Le 7 janvier, les frères Chérif et Saïd Kouachi ont abattu douze personnes dans l'attaque contre le siège du journal.

Dans un style d'un humour acerbe, usant du ton familier qui est la marque de fabrique de Charlie Hebdo, Charb soutient que «le problème, ce n'est ni le Coran ni la Bible, romans soporifiques, incohérents et mal écrits, mais le fidèle qui lit le Coran ou la Bible comme on lit la notice d'une étagère Ikea», en pensant qu'«il faut tout bien faire comme c'est marqué sur le papier, sinon l'univers se pète la gueule».

Puisque «une religion n'existe pas sans croyants», il faut pouvoir se moquer des musulmans comme des adeptes des autres religions, soutient-il, fidèle à l'orientation résolument anticléricale de son journal.

Une balle par jour éloigne l'infidèle

Charb s'en prend au terme d'«islamophobie» qui n'est selon lui «pas seulement mal choisi», mais «dangereux» car détournant du véritable combat contre le racisme.

Il fustige les «militants communautaristes qui essaient d'imposer aux autorités judiciaires et politique la notion d'«islamophobie»» et qui «n'ont pas d'autre but que de pousser les victimes de racisme à s'affirmer musulmanes». «Trop de politiques jouent également contre la république en flattant le croyant supposé plutôt que le citoyen», accuse-t-il. «Le communautarisme, que tout le monde dénonce dans les discours, est encouragé dans les faits.»

Le terme d'islamophobie est l'objet d'une vive polémique en France: adopté par les associations musulmanes pour dénoncer les manifestations agressives ou discriminatoires frappant les croyants de cette religion, il est contesté par certains défenseurs de la laïcité qui revendiquent le droit de critiquer l'islam.

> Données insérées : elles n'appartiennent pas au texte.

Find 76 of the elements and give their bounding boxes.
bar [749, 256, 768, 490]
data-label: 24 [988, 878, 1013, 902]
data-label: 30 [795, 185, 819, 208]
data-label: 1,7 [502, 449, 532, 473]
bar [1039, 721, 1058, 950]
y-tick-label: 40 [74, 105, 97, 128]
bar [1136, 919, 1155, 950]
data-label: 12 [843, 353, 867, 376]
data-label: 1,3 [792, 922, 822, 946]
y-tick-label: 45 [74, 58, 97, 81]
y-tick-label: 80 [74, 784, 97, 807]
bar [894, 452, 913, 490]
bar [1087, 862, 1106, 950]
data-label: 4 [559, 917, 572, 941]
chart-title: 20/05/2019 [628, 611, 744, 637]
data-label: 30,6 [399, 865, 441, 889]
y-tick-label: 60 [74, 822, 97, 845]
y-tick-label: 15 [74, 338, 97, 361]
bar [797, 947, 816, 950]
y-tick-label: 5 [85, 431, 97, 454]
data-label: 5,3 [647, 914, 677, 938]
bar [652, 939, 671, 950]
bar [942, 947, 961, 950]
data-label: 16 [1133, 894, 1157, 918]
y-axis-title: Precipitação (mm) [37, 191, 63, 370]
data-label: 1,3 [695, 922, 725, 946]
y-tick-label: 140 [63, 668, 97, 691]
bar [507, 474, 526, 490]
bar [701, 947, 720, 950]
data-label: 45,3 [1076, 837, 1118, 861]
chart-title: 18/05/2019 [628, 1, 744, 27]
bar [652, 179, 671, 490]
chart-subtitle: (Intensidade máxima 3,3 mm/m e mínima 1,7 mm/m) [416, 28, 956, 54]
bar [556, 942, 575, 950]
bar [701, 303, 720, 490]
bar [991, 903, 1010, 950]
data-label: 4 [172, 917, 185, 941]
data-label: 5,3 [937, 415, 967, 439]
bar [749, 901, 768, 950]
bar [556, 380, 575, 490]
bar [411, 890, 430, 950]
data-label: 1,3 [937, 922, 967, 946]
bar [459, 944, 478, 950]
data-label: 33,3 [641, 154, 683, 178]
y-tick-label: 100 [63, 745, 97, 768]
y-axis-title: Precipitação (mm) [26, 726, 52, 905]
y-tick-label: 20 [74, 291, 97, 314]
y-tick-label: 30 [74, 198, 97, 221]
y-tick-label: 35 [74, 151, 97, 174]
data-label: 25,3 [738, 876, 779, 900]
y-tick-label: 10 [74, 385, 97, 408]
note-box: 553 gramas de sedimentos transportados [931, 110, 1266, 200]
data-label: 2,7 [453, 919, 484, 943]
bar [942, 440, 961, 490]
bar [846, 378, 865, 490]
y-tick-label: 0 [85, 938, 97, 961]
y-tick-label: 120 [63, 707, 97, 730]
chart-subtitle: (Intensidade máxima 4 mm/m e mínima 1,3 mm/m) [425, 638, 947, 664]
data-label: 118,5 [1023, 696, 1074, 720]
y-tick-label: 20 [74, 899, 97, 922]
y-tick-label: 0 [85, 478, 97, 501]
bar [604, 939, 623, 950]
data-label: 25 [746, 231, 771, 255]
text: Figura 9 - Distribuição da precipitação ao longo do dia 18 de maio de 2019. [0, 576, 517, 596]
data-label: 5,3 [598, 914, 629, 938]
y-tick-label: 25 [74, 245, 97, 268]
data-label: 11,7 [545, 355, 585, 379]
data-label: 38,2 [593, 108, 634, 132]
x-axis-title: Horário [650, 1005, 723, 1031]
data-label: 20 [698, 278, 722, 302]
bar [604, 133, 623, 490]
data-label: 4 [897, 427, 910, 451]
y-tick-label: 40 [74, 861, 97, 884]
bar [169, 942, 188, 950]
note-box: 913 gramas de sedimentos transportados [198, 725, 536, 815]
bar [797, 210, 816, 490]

Charb moque aussi les injonctions des politiques et des religieux à «être responsable» dans la caricature. «Les censeurs n'en veulent pas du tout, de cette pute de liberté d'expression! Pas du tout. Mais ils ont raison de manifester leur barbare bêtise, puisque ça fonctionne. L'autocensure est en passe de devenir un art majeur en France», écrivait-il.

Dans un passage glaçant au vu du destin de l'auteur, celui-ci indique avoir trouvé en 2013 son nom et sa photographie (prise selon lui dans les locaux où il sera assassiné) dans Inspire, le magazine d'Al Qaeda dans la Péninsule Arabique, qui listait onze personnalités «accusées de «crimes contre l'Islam» et recherchées «mortes ou vives»».

«L'habile montage est titré YES WE CAN et en-dessous on peut lire: «A bullet a day keeps the infidel away» (Une balle par jour éloigne l'infidèle).»